Hannat, Sihem, et al. “Proteomics of the Oomycete Phytophthora parasitica Strain INRA 310.” Crops 3.2 (2023): 116-123.


The phytopathogen Phytophthora parasitica, from the Oomycetes class, known to be the tobacco black shank agent, can induce devastating diseases in various crop, plant and forest ecosystems. The genus Phytophthora has been studied at the cellular level, suggesting that different developmental steps are induced by the expression of some specific genes. However, these studies have only been carried out on certain species, such as Phytophthora infestans and Phytophthora cactorum. As for Phytophthora parasitica, which can be considered as one of the top ten oomycete pathogens due to the economic impact and effect it has on food security, even less functional analyses and transcriptomics data are available. To date, little is known about the protein expression of Phytophthora parasitica, information that is essential for achieving a better understanding of this species. In this study, we aimed to gain insight into the proteomics of the mycelium of the Phytophthora parasitica strain INRA 310 by addressing the following questions: (i) how many predicted proteins can be detected on the mycelium of P. parasitica INRA 310, and (ii) what proteins can be detected?
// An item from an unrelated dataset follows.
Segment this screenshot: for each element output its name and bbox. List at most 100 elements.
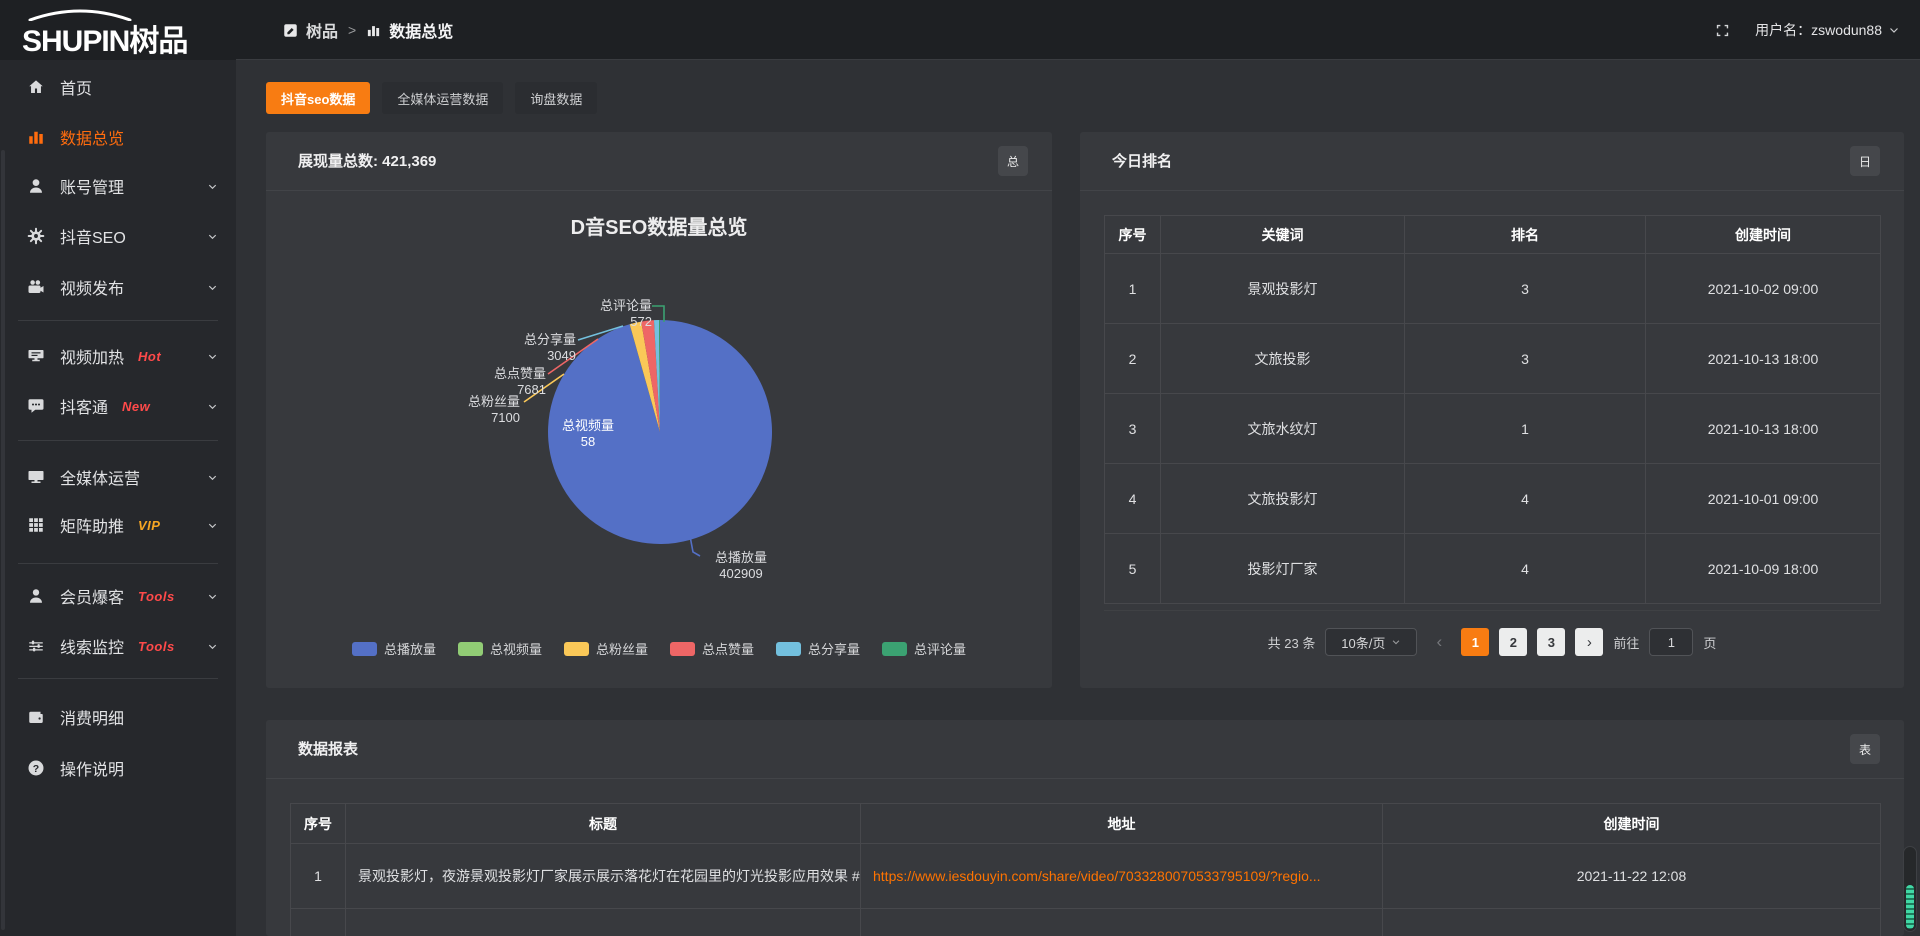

The proteomics experiments were performed on the mycelium of the strain Phytophthora parasitica INRA310, using the nanoliquid chromatography-MS/MS technique. A total of 219 proteins were identified, including ten unknown proteins and 209 proteins involved in lipid, carbohydrate, nucleotide, energy production and other metabolic pathways. This proteomics study is, to our knowledge, the first to be performed on the mycelium of Phytophthora parasitica INRA 310. It gives a brief first insight into its in vitro-expressed proteins. This work may be the first step before further, more comprehensive studies are undertaken with the aim of better understanding the biology of this species and its pathogenicity.